Porträt

laut.de-Biographie

Nina Nastasia

"Ich habe die allergrößten Schwierigkeiten, zu erklären, warum oder wie ich Dinge tue oder nicht, weil ich immer das Gefühl habe, dass das böse enden wird - zum Beispiel den Namen meines neuen Albums zu deuten. Deswegen würde ich es lieber nicht tun", erklärt Nina Nastasia recht umständlich zu Beginn eines Interviews. Zwar verfasst die Singer/Songwriterin eloquente Texte, direkt befragt erscheint sie jedoch schüchtern und gibt kaum etwas über ihr Leben preis. Sie lässt lieber ihre Musik reden.

In Los Angeles geboren und aufgewachsen, verschlägt es sie zu Beginn er Neunzigerjahre erst nach Seattle, dann nach New York. Nachdem sie als Kind das Klavier spielen lernt, steigt sie auf dem Weg nach Osten auf die Gitarre um. Zunächst denkt sie nicht an eine Karriere als Musikerin, ihr Job als Bedienung in einem Lokal macht sie aber so unglücklich, dass sie ihren Frust durch Lieder schreiben abarbeitet.

Mit Auftritten in Lokalen wie dem Sin-é oder der Mercury Lounge fasst sie Vertrauen in ihre Fähigkeiten. Mit der Unterstützung ihres Lebensgefährten Kennan Gudjonsson nimmt sie ein Demotape ihres Materials auf und schickt es an Steve Albini, einem der bekanntesten Produzenten der Indie-Rock-Szene (u.a. Pixies, Breeders und Helmet). Der ist so angetan, dass er sie 1999 in sein Studio nach Chicago einlädt.

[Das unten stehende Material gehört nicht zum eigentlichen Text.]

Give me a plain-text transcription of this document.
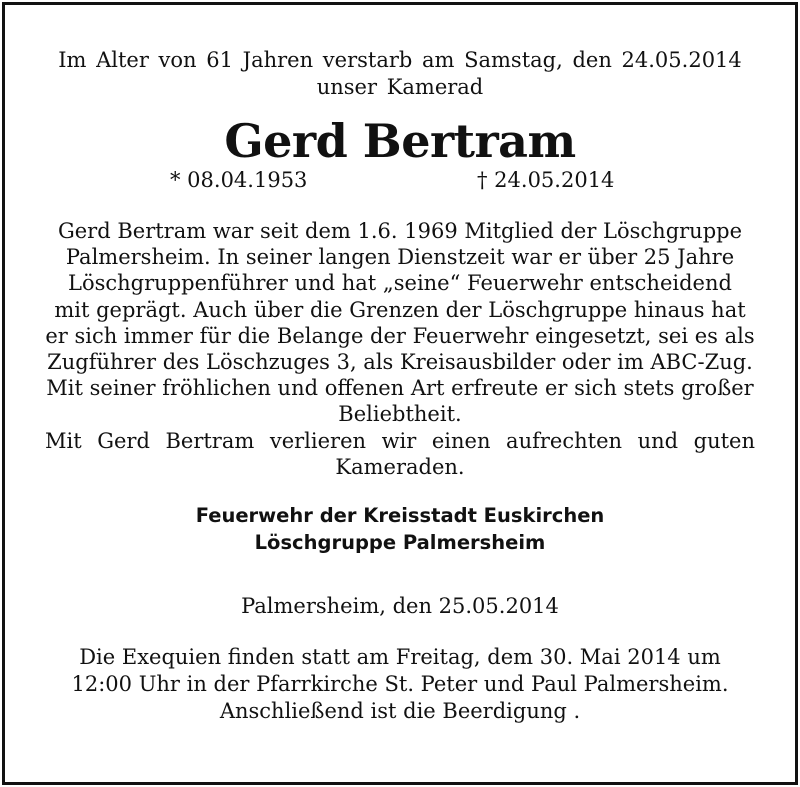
Im Alter von 61 Jahren verstarb am Samstag, den 24.05.2014
unser Kamerad

Gerd Bertram
* 08.04.1953	† 24.05.2014
Gerd Bertram war seit dem 1.6. 1969 Mitglied der Löschgruppe
Palmersheim. In seiner langen Dienstzeit war er über 25 Jahre
Löschgruppenführer und hat „seine“ Feuerwehr entscheidend
mit geprägt. Auch über die Grenzen der Löschgruppe hinaus hat
er sich immer für die Belange der Feuerwehr eingesetzt, sei es als
Zugführer des Löschzuges 3, als Kreisausbilder oder im ABC-Zug.
Mit seiner fröhlichen und offenen Art erfreute er sich stets großer
Beliebtheit.
Mit Gerd Bertram verlieren wir einen aufrechten und guten
Kameraden.
Feuerwehr der Kreisstadt Euskirchen
Löschgruppe Palmersheim
Palmersheim, den 25.05.2014
Die Exequien finden statt am Freitag, dem 30. Mai 2014 um
12:00 Uhr in der Pfarrkirche St. Peter und Paul Palmersheim.
Anschließend ist die Beerdigung .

2000 erscheint ihr Debütalbum "Dogs". "Es ist eines meiner Lieblingsalben", erzählt Albini Jahre später. Das Album ist gleichzeitig so bescheiden und grandios, dass ich stolz bin, daran mitgewirkt zu haben." Neben klassischen Singer-Songwriter-Stücken mit Gitarre und Stimme enthält es auch elektrische Soli, Streichereinlagen und eine Säge.

Auf dem Kleinlabel Socialist Records erschienen, verkauft Nastasia die 2000 aufwändig gestalteten CDs binnen kurzer Zeit bei ihren Konzerten. Ein Exemplar gelangt bis nach England in die Hände des DJs John Peel, der die Lieder in seiner BBC-Sendung bringt und Nastasia mit Band 2002 in sein Studio einlädt, um ihre Stücke live einzuspielen.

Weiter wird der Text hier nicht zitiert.